Tenía para mí, hace veinte años, que los mejores espías del mundo eran los ingleses. Tal vez me fui con la finta del prestigio literario que en este campo han tenido los súditos del que fuera un gran imperio. Sin embargo, a medida en que me internaba en los quehaceres de estos intelectuales del crimen autorizado se me hizo muy claro que los mejores espías han sido los franceses: son unos artistas del crimen sin huellas, del homicidio blanco, del asesinato perfecto. Saben no dejar rastros y así se vio la labor de los galos en los países africanos, en El Chad, en Argelia, wherever. Mucho mejores que los operativos del Circo que ha recreado John Le Carré. El cineasta Francesco Rosi sostuvo que en el sabotaje del avión de Enrico Mattei se escondía la mano maestra de los franceses.

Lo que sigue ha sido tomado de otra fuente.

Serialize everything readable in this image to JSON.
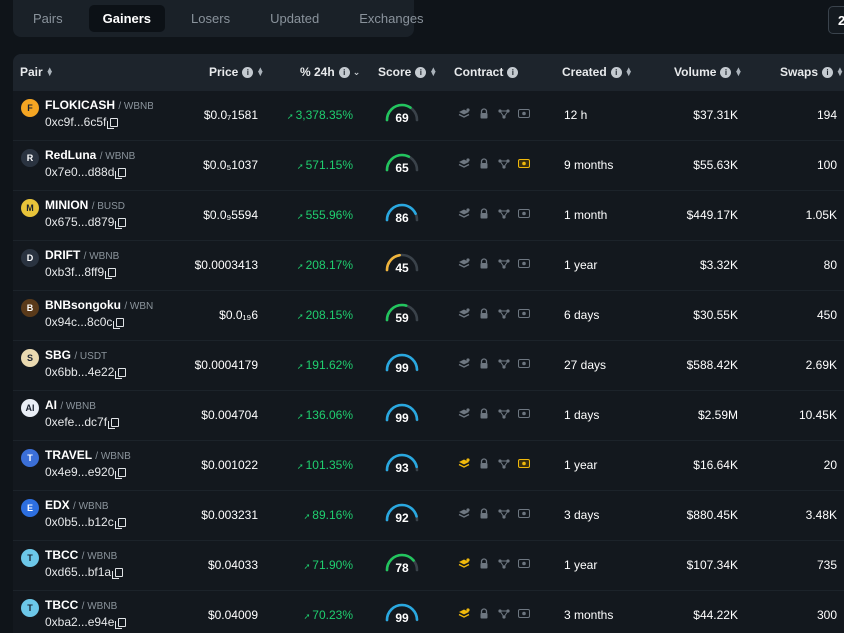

Me enteré también, o deduje, que los cubanos no cantan mal los boleros. Son capaces de trabajar a una cuadra de la Casa Blanca o en Miami, rodeados de anticastristas. Inferí de igual modo que la ciudad de México es un centro neurálgico del espionaje internacional, en Polanco, en el centro histórico, en la Zona Rosa, en la colonia Condesa, en todas partes. Se sabe que en Cuernavaca, por ejemplo, viven su retiro no pocos espías profesionales –lobos desplazados, ingleses algunos de ellos—, que ya viejos de vez en cuando freelancean y venden informaciones a sus colegas de la CIA, a “corresponsales”, o a quien mejor pague para tener con qué seguirse echando sus margaritas en el Casino de la Selva. Trafican con información del pasado, obsoleta tal vez, cuyos datos pueden servir para establecer el contexto de algún asunto de Estado actual. Parece más de novela que de política, pero es que el espionaje real es en sí mismo muy novelesco. Eric Ambler lo ha documentado muy bien y sus observaciones podrían entrar en un libro de aforismos sobre éste que es uno de los oficios más antiguos del mundo, luego del de las suripantas.